London: A 58-year-old Indian-origin director of a pizza company in the UK has been banned for seven years for making payments totalling at least 205,000 pounds to a company in which he had a personal interest.
Balwinder Singh’s Charnwood Foods Ltd in the WestMidlands region of England had the franchise for Papa John’s Pizza in Bromsgrove from March 2014 to March 2015.
The company went into liquidation on August 26, 2015, with no assets, owing an estimated 358,816 pounds to creditors of which 308,233 pounds was owed to a bank in respect of bank loans.
An investigation by the UK’s Insolvency Service found that Singh “unreasonably caused payments” of at least 205,000 pounds to a partnership he had a personal interest in.
Under the “disqualification undertaking” presented by the Insolvency Service to the Secretary of State for Business, Energy and Industrial Strategy (BEIS), Singh cannot manage or control any company until July 30, 2024.
“Directors have a duty to ensure that their companies maintain proper accounting records, and, following insolvency, deliver them to the office-holder in the interests of fairness and transparency,” Aldona O’Hara, Investigation Leader – Insolvent Investigations Midlands and West at the Insolvency Service, said in a statement this week
“Without a full account of transactions it is impossible to determine whether a director has discharged his duties properly, or is using a lack of documentation as a cloak for impropriety,” O’Hara said.

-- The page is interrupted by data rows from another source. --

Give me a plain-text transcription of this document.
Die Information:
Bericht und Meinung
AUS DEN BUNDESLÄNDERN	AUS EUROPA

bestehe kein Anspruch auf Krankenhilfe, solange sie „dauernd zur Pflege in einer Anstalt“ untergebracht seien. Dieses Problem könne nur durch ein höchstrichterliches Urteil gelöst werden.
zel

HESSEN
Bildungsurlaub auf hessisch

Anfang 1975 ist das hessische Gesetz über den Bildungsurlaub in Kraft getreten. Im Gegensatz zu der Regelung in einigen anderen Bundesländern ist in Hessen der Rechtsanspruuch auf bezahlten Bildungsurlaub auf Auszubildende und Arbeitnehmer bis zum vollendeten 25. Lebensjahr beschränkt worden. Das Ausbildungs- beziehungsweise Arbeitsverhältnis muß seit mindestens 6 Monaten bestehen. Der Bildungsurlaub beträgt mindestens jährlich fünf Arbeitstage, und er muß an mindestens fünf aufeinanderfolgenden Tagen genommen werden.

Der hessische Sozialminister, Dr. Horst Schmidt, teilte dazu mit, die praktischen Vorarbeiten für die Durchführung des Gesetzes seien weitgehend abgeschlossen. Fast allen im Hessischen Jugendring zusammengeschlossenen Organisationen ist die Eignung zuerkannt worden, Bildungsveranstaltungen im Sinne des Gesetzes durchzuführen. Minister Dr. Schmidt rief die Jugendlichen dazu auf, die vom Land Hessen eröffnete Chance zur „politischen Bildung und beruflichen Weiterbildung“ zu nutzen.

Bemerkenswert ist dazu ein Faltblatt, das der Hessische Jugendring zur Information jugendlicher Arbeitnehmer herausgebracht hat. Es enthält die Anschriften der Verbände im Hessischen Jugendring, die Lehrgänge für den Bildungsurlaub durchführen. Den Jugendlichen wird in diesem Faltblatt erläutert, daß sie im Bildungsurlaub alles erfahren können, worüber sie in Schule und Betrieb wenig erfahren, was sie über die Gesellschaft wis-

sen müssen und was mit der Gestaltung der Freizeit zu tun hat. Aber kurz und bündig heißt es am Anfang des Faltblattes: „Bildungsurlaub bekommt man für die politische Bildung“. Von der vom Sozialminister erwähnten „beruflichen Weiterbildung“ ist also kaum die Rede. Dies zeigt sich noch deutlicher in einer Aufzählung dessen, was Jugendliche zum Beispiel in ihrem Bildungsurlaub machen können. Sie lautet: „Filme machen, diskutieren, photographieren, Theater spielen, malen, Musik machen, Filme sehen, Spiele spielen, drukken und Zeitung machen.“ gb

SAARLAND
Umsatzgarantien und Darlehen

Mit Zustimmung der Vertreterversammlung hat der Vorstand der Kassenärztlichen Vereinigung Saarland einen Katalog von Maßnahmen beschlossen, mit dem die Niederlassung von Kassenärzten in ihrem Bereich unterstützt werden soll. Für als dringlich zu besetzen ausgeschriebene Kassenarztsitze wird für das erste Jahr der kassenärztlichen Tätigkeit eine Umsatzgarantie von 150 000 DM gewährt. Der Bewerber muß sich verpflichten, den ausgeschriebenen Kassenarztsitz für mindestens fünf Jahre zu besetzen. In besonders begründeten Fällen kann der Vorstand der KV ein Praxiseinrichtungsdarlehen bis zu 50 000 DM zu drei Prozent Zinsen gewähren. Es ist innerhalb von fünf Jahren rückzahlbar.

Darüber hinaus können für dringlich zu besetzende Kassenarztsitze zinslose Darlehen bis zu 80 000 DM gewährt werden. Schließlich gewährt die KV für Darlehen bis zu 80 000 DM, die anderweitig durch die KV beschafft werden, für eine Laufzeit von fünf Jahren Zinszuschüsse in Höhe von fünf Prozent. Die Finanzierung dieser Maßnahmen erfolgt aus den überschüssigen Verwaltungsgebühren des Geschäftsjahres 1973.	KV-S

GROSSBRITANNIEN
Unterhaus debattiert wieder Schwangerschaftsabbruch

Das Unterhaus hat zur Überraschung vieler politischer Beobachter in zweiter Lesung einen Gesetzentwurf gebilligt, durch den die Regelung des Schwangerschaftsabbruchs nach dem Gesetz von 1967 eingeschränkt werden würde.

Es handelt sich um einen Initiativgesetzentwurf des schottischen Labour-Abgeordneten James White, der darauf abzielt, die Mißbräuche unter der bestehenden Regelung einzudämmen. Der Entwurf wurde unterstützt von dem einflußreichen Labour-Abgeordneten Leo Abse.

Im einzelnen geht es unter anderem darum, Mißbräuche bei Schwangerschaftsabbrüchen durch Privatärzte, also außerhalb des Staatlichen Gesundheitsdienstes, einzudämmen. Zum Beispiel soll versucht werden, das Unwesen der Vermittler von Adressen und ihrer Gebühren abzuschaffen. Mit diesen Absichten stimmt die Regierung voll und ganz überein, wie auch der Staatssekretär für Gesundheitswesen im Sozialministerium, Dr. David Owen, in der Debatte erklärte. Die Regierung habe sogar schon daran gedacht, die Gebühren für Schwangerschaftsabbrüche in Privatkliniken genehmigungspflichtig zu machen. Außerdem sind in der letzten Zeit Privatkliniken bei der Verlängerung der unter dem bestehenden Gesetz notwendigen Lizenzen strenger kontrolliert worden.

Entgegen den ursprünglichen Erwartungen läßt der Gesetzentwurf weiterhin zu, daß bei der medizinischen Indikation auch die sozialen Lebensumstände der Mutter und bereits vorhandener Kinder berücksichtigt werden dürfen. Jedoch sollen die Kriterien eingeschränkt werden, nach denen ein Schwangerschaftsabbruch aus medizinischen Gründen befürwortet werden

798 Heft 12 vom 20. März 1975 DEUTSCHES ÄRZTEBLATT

“This disqualification will prevent a repeat occurrence of this and act as a deterrent to any other directors who are thinking of putting their own interests before that of their company’s creditors,” the statement noted.
The misconduct accepted by Singh was that he breached his fiduciary duties as director of Charnwood Foods Ltd in that he unreasonably caused payments totalling at least 205,000 pounds to be made to a partnership in which he had a personal interest and that these payments were at the risk of, and to the detriment of, Charnwood Foods Ltd and its creditors.
He also failed to deliver up adequate accounting records to show that such payments were reasonable. Singh was the sole appointed director and the sole shareholder of the company.
A disqualification order in the UK has the effect that without specific permission of a court, a person with a disqualification cannot act as a director of a company; take part, directly or indirectly, in the promotion, formation or management of a company or limited liability partnership; or be a receiver of a company’s property.
The UK’s Insolvency Service is an executive agency sponsored by the government’s Department for Business, Energy and Industrial Strategy (BEIS) to administer the insolvency regime in the country.